Alibaba’s membership of the International Anti-Counterfeit Coalition has been suspended, following accusations of conflicts of interest and complaints from other member brands.

In response to its suspension by the IACC, Alibaba said on Wednesday that they will still work to crack down on counterfeit goods and work to protect intellectual property rights.

In a statement over Weibo on Wednesday, Alibaba said that neither the open letter by the IACC, nor the withdrawal of several IACC members in protest of e-commerce companies like Alibaba will shake their determination to fight fakes.

The IACC is the world’s largest nonprofit anti-counterfeit organization, founded in 1979. It admitted Alibaba into the body on April 13, but several luxury brands, including Gucci and Michael Kors, withdrew their membership shortly after, saying Alibaba has not done enough to rid their e-commerce platforms of fakes.

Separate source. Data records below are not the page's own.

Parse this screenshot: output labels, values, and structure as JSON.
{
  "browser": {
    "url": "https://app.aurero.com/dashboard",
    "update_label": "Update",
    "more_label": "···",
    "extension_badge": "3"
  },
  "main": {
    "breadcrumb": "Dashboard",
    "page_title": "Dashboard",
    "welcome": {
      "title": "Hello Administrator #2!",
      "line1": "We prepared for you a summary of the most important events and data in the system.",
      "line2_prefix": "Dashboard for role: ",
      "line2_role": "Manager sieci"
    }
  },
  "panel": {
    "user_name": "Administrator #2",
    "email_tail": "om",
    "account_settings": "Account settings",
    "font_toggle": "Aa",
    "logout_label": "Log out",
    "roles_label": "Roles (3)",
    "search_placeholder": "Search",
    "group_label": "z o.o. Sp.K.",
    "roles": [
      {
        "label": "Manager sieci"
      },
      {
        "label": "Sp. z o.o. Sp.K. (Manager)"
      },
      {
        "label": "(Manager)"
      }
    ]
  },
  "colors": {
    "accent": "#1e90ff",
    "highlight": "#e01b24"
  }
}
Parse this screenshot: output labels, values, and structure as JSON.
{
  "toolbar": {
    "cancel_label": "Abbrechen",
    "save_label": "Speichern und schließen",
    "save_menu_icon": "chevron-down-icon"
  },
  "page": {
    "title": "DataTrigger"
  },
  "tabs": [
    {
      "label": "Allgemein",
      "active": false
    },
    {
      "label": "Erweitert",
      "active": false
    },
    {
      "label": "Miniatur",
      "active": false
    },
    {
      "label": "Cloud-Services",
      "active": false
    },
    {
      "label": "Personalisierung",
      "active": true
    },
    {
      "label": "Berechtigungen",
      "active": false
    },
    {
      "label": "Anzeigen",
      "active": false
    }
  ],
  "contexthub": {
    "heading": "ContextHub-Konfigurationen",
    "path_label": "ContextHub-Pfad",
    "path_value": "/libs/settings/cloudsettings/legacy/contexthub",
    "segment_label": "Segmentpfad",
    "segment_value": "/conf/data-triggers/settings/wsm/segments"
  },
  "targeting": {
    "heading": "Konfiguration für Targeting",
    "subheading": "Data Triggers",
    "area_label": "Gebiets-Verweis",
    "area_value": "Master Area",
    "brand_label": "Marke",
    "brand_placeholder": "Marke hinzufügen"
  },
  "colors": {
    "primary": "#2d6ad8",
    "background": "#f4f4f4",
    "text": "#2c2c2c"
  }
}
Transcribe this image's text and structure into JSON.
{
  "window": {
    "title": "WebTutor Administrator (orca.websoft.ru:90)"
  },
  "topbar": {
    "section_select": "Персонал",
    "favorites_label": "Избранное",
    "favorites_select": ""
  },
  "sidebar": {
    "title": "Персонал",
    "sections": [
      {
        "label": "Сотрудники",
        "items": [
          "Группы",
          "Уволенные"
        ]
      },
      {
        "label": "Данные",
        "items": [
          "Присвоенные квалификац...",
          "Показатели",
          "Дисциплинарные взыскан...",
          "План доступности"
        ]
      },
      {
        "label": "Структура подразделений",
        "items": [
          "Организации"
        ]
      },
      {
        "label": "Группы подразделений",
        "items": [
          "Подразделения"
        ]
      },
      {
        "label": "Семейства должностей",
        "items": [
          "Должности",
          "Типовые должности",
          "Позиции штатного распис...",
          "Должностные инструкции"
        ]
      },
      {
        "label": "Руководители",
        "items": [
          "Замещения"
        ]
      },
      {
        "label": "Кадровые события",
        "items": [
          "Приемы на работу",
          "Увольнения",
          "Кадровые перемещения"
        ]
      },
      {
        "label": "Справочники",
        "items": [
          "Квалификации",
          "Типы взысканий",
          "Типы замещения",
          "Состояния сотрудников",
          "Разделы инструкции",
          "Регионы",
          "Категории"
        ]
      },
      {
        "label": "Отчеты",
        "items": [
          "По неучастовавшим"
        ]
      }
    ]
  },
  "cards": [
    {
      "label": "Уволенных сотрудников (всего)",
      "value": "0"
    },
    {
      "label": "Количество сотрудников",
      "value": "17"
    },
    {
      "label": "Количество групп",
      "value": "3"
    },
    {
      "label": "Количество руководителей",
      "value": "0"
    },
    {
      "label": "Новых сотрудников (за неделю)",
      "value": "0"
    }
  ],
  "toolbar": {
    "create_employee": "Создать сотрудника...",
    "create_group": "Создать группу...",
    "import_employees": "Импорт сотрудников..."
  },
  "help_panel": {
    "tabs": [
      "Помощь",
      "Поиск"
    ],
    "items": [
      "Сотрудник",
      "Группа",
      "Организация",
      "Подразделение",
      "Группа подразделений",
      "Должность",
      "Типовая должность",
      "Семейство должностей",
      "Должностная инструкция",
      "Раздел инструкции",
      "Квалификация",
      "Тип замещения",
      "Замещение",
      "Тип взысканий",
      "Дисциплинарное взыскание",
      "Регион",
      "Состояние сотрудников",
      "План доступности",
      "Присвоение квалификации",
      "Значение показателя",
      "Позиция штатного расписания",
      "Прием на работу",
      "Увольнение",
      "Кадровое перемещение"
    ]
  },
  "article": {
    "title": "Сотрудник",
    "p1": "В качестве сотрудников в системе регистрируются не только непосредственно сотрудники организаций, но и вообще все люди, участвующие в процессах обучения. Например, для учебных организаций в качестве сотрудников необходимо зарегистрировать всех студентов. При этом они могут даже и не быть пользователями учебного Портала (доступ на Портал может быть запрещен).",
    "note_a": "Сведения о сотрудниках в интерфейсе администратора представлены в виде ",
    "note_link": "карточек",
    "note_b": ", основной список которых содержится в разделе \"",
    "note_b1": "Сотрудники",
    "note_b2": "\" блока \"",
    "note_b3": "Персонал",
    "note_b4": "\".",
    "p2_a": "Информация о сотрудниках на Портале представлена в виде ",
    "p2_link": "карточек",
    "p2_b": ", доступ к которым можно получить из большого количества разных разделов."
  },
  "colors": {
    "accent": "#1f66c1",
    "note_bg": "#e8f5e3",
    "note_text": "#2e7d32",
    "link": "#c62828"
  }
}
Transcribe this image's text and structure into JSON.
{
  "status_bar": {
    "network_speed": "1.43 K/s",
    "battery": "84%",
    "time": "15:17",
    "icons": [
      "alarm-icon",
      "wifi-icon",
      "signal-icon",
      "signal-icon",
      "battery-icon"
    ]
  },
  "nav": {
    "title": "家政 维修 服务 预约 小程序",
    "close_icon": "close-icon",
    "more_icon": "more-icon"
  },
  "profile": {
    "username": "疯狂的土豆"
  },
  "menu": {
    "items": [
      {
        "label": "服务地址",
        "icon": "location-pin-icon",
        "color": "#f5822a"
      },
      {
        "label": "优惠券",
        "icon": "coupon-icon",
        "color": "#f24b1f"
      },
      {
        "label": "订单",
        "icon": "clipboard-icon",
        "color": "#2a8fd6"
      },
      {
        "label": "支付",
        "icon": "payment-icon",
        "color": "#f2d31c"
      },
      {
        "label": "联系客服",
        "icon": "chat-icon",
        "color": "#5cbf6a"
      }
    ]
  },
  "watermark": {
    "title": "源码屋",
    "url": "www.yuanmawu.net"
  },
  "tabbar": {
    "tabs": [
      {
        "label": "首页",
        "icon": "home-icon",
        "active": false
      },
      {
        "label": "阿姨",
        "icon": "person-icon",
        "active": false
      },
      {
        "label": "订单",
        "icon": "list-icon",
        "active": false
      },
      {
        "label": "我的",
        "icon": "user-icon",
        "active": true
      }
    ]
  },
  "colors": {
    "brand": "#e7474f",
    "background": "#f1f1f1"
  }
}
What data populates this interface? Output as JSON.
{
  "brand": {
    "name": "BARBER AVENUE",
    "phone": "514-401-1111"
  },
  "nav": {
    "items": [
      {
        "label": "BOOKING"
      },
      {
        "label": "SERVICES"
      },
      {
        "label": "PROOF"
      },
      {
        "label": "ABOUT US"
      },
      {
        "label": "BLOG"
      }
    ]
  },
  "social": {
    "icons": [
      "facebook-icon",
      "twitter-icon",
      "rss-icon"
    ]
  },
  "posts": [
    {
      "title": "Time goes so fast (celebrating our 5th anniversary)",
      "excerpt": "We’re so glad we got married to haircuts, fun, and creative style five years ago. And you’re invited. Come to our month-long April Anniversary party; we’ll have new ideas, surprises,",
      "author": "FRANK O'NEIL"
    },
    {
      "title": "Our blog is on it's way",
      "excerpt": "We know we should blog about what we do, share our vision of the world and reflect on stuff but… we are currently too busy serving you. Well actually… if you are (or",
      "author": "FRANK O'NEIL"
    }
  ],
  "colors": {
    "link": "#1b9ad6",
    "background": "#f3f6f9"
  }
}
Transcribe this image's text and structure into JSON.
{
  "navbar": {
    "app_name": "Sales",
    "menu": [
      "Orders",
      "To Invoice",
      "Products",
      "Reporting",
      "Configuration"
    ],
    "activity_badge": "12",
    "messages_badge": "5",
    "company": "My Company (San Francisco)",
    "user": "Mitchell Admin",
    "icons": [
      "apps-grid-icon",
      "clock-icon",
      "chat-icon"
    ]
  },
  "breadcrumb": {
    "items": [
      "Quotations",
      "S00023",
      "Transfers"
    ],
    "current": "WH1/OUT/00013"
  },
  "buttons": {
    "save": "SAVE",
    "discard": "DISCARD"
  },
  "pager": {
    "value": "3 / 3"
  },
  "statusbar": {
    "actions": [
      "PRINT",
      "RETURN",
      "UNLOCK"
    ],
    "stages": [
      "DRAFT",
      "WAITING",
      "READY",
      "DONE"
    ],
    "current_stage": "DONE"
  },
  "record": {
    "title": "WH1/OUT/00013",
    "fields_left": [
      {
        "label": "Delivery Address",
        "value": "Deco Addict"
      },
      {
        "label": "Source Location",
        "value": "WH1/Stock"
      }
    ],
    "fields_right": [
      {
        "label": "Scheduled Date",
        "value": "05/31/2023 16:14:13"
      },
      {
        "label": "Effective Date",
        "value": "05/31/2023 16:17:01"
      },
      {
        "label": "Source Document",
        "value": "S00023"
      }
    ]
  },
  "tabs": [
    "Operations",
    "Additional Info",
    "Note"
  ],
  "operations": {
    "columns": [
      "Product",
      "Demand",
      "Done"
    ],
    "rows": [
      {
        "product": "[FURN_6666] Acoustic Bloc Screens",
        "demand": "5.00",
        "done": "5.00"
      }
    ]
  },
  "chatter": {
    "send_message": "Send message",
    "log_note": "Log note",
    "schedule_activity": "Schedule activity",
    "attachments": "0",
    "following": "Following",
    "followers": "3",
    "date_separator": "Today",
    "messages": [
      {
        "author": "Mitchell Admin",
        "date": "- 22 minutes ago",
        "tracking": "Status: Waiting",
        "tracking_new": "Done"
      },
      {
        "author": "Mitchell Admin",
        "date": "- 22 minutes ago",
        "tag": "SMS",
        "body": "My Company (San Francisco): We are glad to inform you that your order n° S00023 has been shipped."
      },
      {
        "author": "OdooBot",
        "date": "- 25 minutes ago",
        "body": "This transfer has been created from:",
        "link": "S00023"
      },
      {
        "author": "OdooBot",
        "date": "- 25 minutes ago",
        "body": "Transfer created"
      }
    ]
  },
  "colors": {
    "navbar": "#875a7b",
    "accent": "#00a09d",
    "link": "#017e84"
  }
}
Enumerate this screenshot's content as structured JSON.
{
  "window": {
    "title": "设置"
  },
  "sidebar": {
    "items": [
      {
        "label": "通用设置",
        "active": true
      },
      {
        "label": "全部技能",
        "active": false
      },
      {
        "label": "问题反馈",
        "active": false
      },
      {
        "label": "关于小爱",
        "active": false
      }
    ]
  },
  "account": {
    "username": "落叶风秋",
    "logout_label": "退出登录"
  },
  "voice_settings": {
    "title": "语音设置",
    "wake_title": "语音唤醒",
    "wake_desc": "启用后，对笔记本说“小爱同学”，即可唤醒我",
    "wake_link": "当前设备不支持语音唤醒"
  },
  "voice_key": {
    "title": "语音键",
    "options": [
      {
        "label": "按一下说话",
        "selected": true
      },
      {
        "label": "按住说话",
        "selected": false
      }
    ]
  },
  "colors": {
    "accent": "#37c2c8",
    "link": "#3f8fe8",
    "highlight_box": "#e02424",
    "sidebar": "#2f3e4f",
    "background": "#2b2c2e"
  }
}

Alibaba said that they have been in cooperation with organizations, government agencies and IACC member companies to protect intellectual property rights. Alibaba stressed its role in fighting against counterfeit products, saying that it “meant to bring benefits to other member companies in joining the IACC”, and that it is to the detriment of the e-commerce industry that the IACC suspended Alibaba’s membership.

Alibaba appealed in a statement that “the IACC should welcome new trends and technologies with an open mind for the overall interest of its member companies, in spite of the anti-counterfeit body’s internal political struggles, and competing interests of individual firms”.

On May 13, the IACC released an open letter in response to an anonymous letter that claimed that President Bob Barchiesi owned shares in Alibaba. IACC then decided to suspend the membership of Alibaba.

Alibaba has been long criticized for the merchants selling counterfeit products on its e-commerce platforms. According to a random inspection by the State Administration for Industry and Commerce, for the second half of 2014, 62.75% of the products on Alibaba’s e-commerce platform Taobao were counterfeits.

“Alibaba loses up to five users for each fake product sold on our trading platforms,” the founder of Alibaba Jack Ma said to the media in October 2015.

“Fake goods are like germs in the air. The right way to deal with this problem is to first accept it and then defeat it.”